Performing high-level validation of transaction data before commit

Hi folks,

I am interested in building a graph with some fairly rigid constraints. Some of these can be handled by the standard constraint mechansim, but some will require analysis of select nodes/relationships within the transaction scope and in some cases across the graph and even outside the graph via external lookups.

The validation initially will be performed at an application layer just outside of the graph itself. However, I'm interested in eventually moving this validation into Neo4j so that we are able to eliminate the dependency on the application front end.

Based on my initial observations, this looks like a case for a custom procedure called from a trigger, or a custom TransactionEventListener (this will be a java project using the Neo4j-OGM).

Are there any other options out there for this kind of thing?

Also if this idea is making your skin crawl I'd definitely like to hear what the primary concerns are. Performance impact is pretty obviously a concern, I won't get into much detail on the use case, but updates will be few relative to reads (<100/day) and the overall graph will be relatively small. (<100k nodes). For maintenance i'm hoping to have a single validation procedure that can operate in both contexts by leveraging OGM.

Thanks

Automated data validation? Lots of ways to do that, as long as you carefully consider how to handle validation errors.

Were it me, I'd build my own plugin to handle it. (I'm almost done doing something very similar, which will be open-source July-ish). There's little you can't do with a plugin, though there's a bit of a learning curve.

The simplest, and which should address your use-case, is apoc.trigger.*:

Property enforcement

CALL apoc.trigger.add("forceStringType",
"UNWIND apoc.trigger.propertiesByKey({assignedNodeProperties}, 'reference') AS prop
CALL apoc.util.validate(apoc.meta.type(prop) <> 'STRING', 'expected string property type, got %s', [apoc.meta.type(prop)]) RETURN null",
{phase:'before'})

Adding timestamps

CALL apoc.trigger.add('timestamp','UNWIND {createdNodes} AS n SET n.ts = timestamp()');

Autogenerate UUID

CREATE CONSTRAINT ON (n:Label) ASSERT n.uuid IS UNIQUE;
CREATE INDEX ON :Label(uuid);
CALL apoc.trigger.add('generate-uuid',"UNWIND {createdNodes} AS n set n.uuid=apoc.create.uuid()", {phase:'after'});

Hey Tony, thanks for the reply!

Plugins are definitely on the menu. My question wasn't super clear, but here's a (contrived unfortunately) example.

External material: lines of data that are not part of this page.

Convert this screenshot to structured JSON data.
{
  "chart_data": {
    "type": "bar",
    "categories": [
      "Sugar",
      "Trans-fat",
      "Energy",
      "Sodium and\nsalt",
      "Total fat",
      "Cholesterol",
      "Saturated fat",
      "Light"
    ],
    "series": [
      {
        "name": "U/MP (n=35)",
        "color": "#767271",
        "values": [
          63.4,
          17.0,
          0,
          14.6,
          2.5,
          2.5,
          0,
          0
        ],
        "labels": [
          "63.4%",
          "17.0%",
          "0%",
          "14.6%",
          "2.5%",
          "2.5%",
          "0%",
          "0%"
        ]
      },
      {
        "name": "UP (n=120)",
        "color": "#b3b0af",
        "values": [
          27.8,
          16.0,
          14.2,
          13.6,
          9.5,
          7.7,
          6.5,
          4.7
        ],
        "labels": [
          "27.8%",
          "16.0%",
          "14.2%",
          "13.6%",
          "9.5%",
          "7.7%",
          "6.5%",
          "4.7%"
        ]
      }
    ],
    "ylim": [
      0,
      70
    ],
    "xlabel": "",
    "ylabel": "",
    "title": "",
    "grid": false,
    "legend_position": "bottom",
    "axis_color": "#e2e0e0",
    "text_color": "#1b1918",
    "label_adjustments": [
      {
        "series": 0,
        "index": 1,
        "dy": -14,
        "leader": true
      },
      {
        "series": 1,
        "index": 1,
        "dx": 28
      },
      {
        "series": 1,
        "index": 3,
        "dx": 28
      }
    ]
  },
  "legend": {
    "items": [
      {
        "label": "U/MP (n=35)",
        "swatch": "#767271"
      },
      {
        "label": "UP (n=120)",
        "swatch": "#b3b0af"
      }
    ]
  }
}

Imagine this schema:

Assume we have the following business rules for adding a router to a graph:

  • No router may be added to the graph without being located in an existing cabinet.
  • No router may be added with zero interfaces
  • No routers may share an interface
  • No router may be added without at least one interface that is not attached to a new or existing subnet.
  • No interface may be added with an IP address that matches another interface
  • No subnet may be added with a cidr range that overlaps or is contained within another subnet
  • All new interfaces must have a valid IP address
  • No interfaces may be added to a subnet that doesnt' contain their IP address

With the above, any 'add router to network' operation must meet the following business requirements:
(remember this is contrived so the business rationale for these rules might not exactly make sense)

  • create exactly one new :Router node
  • have one or more new :Interface nodes with a :ROUTES_VIA relationship back to :Router
  • has no :ROUTES_VIA relationships to existing :Interfaces (in other words all :Interfaces in the graph have exactly 1 incoming :ROUTES_VIA relationship)
  • all :Interface nodes have an :ATTACHED_TO relationship to exactly one existing or new :Subnet (no secondary addresses for the router nerds)
  • all :Interface.ip properties have a value that fits within the CIDR range of the attached :Subnet.cidr property
  • at least one :Interface has an :ATTACHED_TO relationship to an existing :Subnet
  • any new :Subnet.cidr properties must not overlap with any Subnet.cidr property in the graph.
  • any new :Interface.ip properties are unique across the graph

Again network folks can pick apart the example, my main point is that the rules we want to validate are a) rather broad in scope and b) already implemented in the application that's feeding the graph.

So my question is if we can create a plugin that can look at the collection of nodes that will be created just before the transaction commits to validate all of these rules. From what i'm seeing, it looks like we will be able to by looking at the transaction data in the 'beforeCommit' context.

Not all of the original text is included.